Lori K's tangerine asparagus
1 pound asparagus, trimmed (see note)
Olive oil (preferably extra-virgin, in a spray bottle)
Freshly ground black pepper
2 tangerines or a large can of Mandarin oranges
1/3 cup fresh tangerine juice or orange juice
2 teaspoons rice vinegar
1 teaspoons roasted sesame oil
1 teaspoons grated tangerine peel or orange peel
1 garlic clove, pressed or a 1/2 teaspoon garlic juice
1 teaspoon grated peeled fresh ginger
4 tablespoons pine nuts
Preheat oven to 450 degrees. Spread asparagus in 13 x 9 x 2-inch baking pan or on a broiler pan; spray with oil and season with pepper. Roast asparagus until crisp-tender, 8 minutes. Transfer asparagus to a platter and season with sea salt to taste; cool.

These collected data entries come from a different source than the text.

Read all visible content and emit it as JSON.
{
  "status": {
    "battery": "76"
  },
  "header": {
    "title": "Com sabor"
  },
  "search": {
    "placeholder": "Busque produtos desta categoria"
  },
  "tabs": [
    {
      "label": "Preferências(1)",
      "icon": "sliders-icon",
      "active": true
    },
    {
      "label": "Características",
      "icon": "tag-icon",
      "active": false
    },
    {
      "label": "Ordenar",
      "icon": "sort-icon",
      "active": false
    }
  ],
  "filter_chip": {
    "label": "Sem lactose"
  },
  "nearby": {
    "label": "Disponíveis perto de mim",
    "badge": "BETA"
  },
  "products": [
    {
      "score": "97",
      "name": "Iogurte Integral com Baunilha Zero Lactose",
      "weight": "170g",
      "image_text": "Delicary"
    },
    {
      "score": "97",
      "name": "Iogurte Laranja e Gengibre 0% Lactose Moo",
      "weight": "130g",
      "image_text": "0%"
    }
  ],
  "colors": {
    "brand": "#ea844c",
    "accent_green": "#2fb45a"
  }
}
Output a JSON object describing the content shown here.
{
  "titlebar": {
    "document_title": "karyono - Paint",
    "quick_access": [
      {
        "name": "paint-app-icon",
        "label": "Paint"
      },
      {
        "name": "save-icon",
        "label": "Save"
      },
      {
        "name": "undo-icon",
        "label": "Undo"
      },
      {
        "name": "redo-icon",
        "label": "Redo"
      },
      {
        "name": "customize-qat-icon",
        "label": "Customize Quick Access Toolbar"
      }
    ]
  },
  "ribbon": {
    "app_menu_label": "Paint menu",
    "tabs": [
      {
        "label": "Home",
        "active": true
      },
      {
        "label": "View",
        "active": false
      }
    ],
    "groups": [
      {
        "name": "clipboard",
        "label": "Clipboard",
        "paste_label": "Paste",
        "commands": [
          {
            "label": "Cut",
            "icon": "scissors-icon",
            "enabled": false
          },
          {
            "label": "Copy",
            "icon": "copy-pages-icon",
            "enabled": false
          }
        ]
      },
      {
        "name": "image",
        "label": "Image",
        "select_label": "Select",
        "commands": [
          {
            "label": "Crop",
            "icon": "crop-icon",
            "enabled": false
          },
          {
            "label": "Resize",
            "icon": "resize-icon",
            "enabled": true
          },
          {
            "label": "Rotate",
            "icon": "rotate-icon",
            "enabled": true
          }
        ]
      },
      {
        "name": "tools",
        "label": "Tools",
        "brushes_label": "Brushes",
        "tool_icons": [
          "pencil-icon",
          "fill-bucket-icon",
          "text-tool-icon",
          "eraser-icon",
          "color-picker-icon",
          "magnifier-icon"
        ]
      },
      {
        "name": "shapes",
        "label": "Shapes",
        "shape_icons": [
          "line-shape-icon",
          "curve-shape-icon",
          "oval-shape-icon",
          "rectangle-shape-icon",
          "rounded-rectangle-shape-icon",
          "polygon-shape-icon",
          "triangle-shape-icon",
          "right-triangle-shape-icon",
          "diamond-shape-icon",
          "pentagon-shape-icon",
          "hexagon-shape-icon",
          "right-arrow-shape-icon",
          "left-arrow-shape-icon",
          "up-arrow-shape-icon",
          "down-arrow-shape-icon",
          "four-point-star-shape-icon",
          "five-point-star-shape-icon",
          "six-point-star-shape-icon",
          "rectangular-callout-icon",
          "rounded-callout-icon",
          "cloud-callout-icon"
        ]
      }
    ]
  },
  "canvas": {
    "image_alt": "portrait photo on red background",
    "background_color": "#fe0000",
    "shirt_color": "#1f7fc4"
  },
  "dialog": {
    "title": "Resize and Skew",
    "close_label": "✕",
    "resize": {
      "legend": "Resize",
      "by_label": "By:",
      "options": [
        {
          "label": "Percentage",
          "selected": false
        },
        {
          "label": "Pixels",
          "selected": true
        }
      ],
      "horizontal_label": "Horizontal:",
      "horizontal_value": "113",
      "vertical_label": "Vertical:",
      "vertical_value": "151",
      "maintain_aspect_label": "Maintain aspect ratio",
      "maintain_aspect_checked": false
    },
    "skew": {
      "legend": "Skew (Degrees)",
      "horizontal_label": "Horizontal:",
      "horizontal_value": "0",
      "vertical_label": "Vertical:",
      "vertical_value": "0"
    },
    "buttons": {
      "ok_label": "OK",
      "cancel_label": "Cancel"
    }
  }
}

Using sharp knife, cut peel and white pith from tangerines. Cut between membranes to release segments and remove seeds, if any. Arrange tangerine segments atop asparagus. Whisk juice, vinegar, sesame oil, peel, garlic and ginger in small bowl to blend. Season dressing to taste with salt and pepper. Drizzle over asparagus. Sprinkle with pine nuts and serve.
Note: The best way to trim asparagus ends, although it may result in uneven spears, is to bend the stalk as near to the end as possible until it snaps. The stalk above the snap will be tender. The remaining stalk is woody and tough. They should go in the compost pile.